Prolozone causes repair and tightening of the lax structures, partially torn connective tissue and ligaments. Prolozone halts the pain/inflammation cycle. This allows for better circulation, increased blood flow carrying nutrition, and hydration of the damaged tissues. This allows for a healing environment within the joint to develop and results in increased range of motion and decreased pain.
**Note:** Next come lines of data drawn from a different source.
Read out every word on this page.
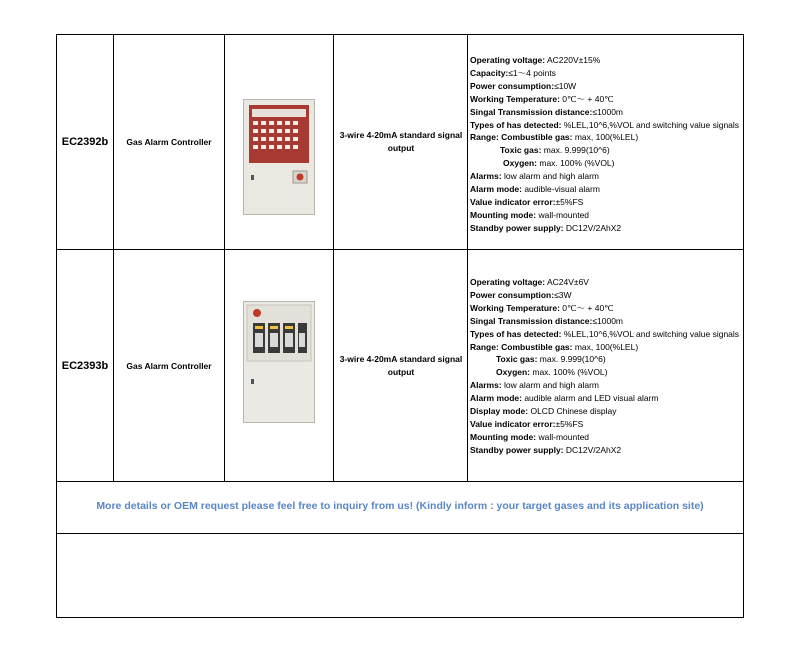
EC2392b	Gas Alarm Controller
3-wire 4-20mA standard signal output
Operating voltage: AC220V±15%
Capacity:≤1～4 points
Power consumption:≤10W
Working Temperature: 0℃～ + 40℃
Singal Transmission distance:≤1000m
Types of has detected: %LEL,10^6,%VOL and switching value signals
Range: Combustible gas: max, 100(%LEL)
Toxic gas: max. 9.999(10^6)
Oxygen: max. 100% (%VOL)
Alarms: low alarm and high alarm
Alarm mode: audible-visual alarm
Value indicator error:±5%FS
Mounting mode: wall-mounted
Standby power supply: DC12V/2AhX2
EC2393b	Gas Alarm Controller
3-wire 4-20mA standard signal output
Operating voltage: AC24V±6V
Power consumption:≤3W
Working Temperature: 0℃～ + 40℃
Singal Transmission distance:≤1000m
Types of has detected: %LEL,10^6,%VOL and switching value signals
Range: Combustible gas: max, 100(%LEL)
Toxic gas: max. 9.999(10^6)
Oxygen: max. 100% (%VOL)
Alarms: low alarm and high alarm
Alarm mode: audible alarm and LED visual alarm
Display mode: OLCD Chinese display
Value indicator error:±5%FS
Mounting mode: wall-mounted
Standby power supply: DC12V/2AhX2
More details or OEM request please feel free to inquiry from us! (Kindly inform : your target gases and its application site)
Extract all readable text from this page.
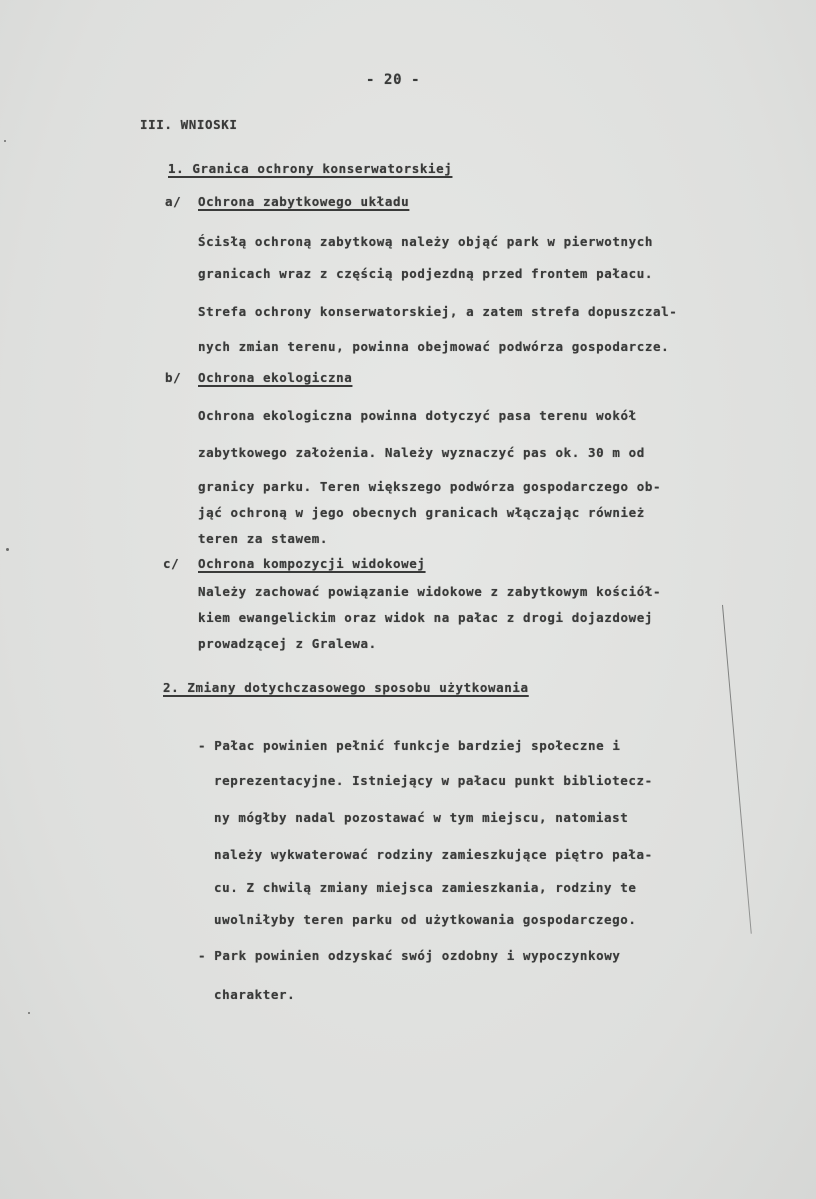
- 20 -
III. WNIOSKI
1. Granica ochrony konserwatorskiej
a/ Ochrona zabytkowego układu
Ścisłą ochroną zabytkową należy objąć park w pierwotnych
granicach wraz z częścią podjezdną przed frontem pałacu.
Strefa ochrony konserwatorskiej, a zatem strefa dopuszczal-
nych zmian terenu, powinna obejmować podwórza gospodarcze.
b/ Ochrona ekologiczna
Ochrona ekologiczna powinna dotyczyć pasa terenu wokół
zabytkowego założenia. Należy wyznaczyć pas ok. 30 m od
granicy parku. Teren większego podwórza gospodarczego ob-
jąć ochroną w jego obecnych granicach włączając również
teren za stawem.
c/ Ochrona kompozycji widokowej
Należy zachować powiązanie widokowe z zabytkowym kościół-
kiem ewangelickim oraz widok na pałac z drogi dojazdowej
prowadzącej z Gralewa.
2. Zmiany dotychczasowego sposobu użytkowania
- Pałac powinien pełnić funkcje bardziej społeczne i
reprezentacyjne. Istniejący w pałacu punkt bibliotecz-
ny mógłby nadal pozostawać w tym miejscu, natomiast
należy wykwaterować rodziny zamieszkujące piętro pała-
cu. Z chwilą zmiany miejsca zamieszkania, rodziny te
uwolniłyby teren parku od użytkowania gospodarczego.
- Park powinien odzyskać swój ozdobny i wypoczynkowy
charakter.
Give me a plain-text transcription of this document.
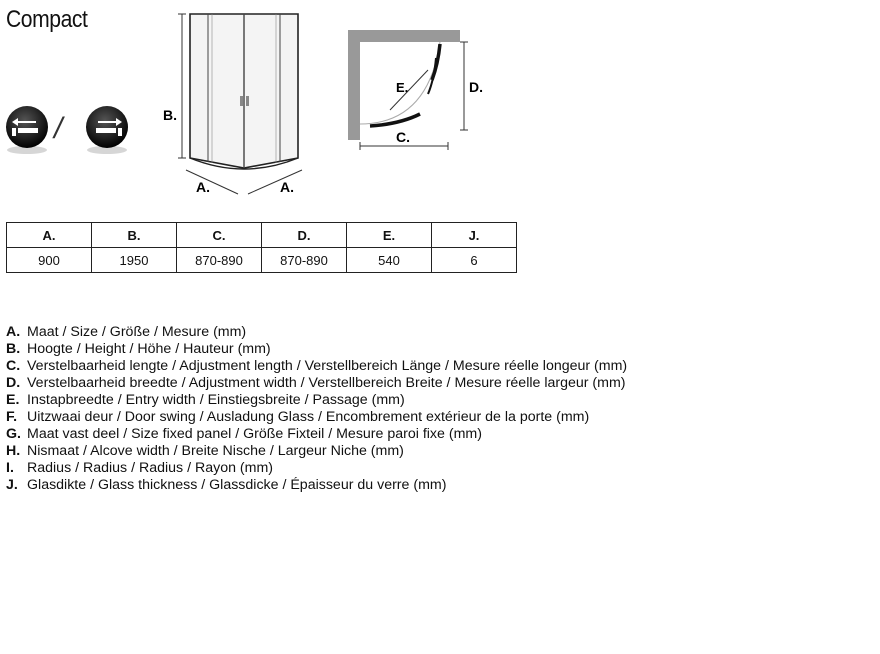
Compact
/	B.
A.	A.
E.	D.
C.
A.	B.	C.	D.	E.	J.
900	1950	870-890	870-890	540	6
A. Maat / Size / Größe / Mesure (mm)
B. Hoogte / Height / Höhe / Hauteur (mm)
C. Verstelbaarheid lengte / Adjustment length / Verstellbereich Länge / Mesure réelle longeur (mm)
D. Verstelbaarheid breedte / Adjustment width / Verstellbereich Breite / Mesure réelle largeur (mm)
E. Instapbreedte / Entry width / Einstiegsbreite / Passage (mm)
F. Uitzwaai deur / Door swing / Ausladung Glass / Encombrement extérieur de la porte (mm)
G. Maat vast deel / Size fixed panel / Größe Fixteil / Mesure paroi fixe (mm)
H. Nismaat / Alcove width / Breite Nische / Largeur Niche (mm)
I. Radius / Radius / Radius / Rayon (mm)
J. Glasdikte / Glass thickness / Glassdicke / Épaisseur du verre (mm)
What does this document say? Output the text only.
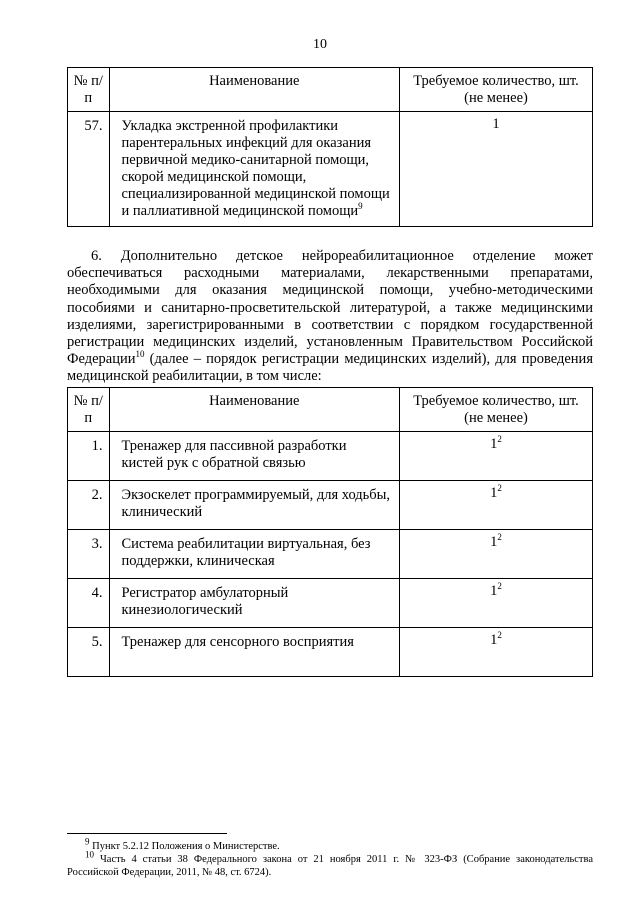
10
№ п/п	Наименование	Требуемое количество, шт. (не менее)
57.	Укладка экстренной профилактики парентеральных инфекций для оказания первичной медико-санитарной помощи, скорой медицинской помощи, специализированной медицинской помощи и паллиативной медицинской помощи$^9$	1
6. Дополнительно детское нейрореабилитационное отделение может обеспечиваться расходными материалами, лекарственными препаратами, необходимыми для оказания медицинской помощи, учебно-методическими пособиями и санитарно-просветительской литературой, а также медицинскими изделиями, зарегистрированными в соответствии с порядком государственной регистрации медицинских изделий, установленным Правительством Российской Федерации$^{10}$ (далее – порядок регистрации медицинских изделий), для проведения медицинской реабилитации, в том числе:
№ п/п	Наименование	Требуемое количество, шт. (не менее)
1.	Тренажер для пассивной разработки кистей рук с обратной связью	$1^2$
2.	Экзоскелет программируемый, для ходьбы, клинический	$1^2$
3.	Система реабилитации виртуальная, без поддержки, клиническая	$1^2$
4.	Регистратор амбулаторный кинезиологический	$1^2$
5.	Тренажер для сенсорного восприятия	$1^2$

$^9$ Пункт 5.2.12 Положения о Министерстве.

$^{10}$ Часть 4 статьи 38 Федерального закона от 21 ноября 2011 г. № 323-ФЗ (Собрание законодательства Российской Федерации, 2011, № 48, ст. 6724).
Keeping with our "attack it all and trust that pain reduction follows" approach, this seemed like it was worth a shot, especially given the overwhelming evidence that even in correct alignment, my soft-tissue seems to be a driver (or at the very least, strong contributor) to my headache. So yesterday, we went in for my first Prolozone injections. Since there's always a risk of flare up with injections, and because I had experienced such a bad flare up with my lidocaine injections just a few weeks before, Dr. Popiel agreed it was best to be a bit conservative with volume. He injected just a few spots (six, I think) along my C-spine, my left levator scap, and my right and left trapezius.
The injections themselves felt a bit different than regular injections. As the ozone gas went in, I felt a tightening/pressure and a few hours later, was even able to press down on the injected areas and hear a "crinkling" of the gas. Not painful, just weird! And we felt a pretty good spasm in my left scap when the needle went in....more confirmation of the connection to my head.
Within just a few minutes, I for sure felt a sense of relief from the treatment. I was already having a "good" day so the extra bump in pain reduction was all kinds of amazing. I took it easy the rest of the afternoon, though my pain creeped up a little by last night. Still way better than normal though, so I'll take it.
We had also decided yesterday that I would come back today to try an IV ozone therapy. The goal of trying IV is just to deliver a more systemic dose. We don't know what will be more effective, so why not try both? So this afternoon, Dr. Popiel drew some blood, infused the ozone into blood, and then added it back into my body. It's only been a few hours, so it's hard to tell how different I feel...but we'll see over the next few days and as long as I'm not feeling worse, I'll plan to go back for more IV therapy next week.
So for now, I'm taking it one day at a time...plugging away with my rehab and treatments, enjoying every moment I have with lower pain, and staying positive that there are pain-free days in my near future.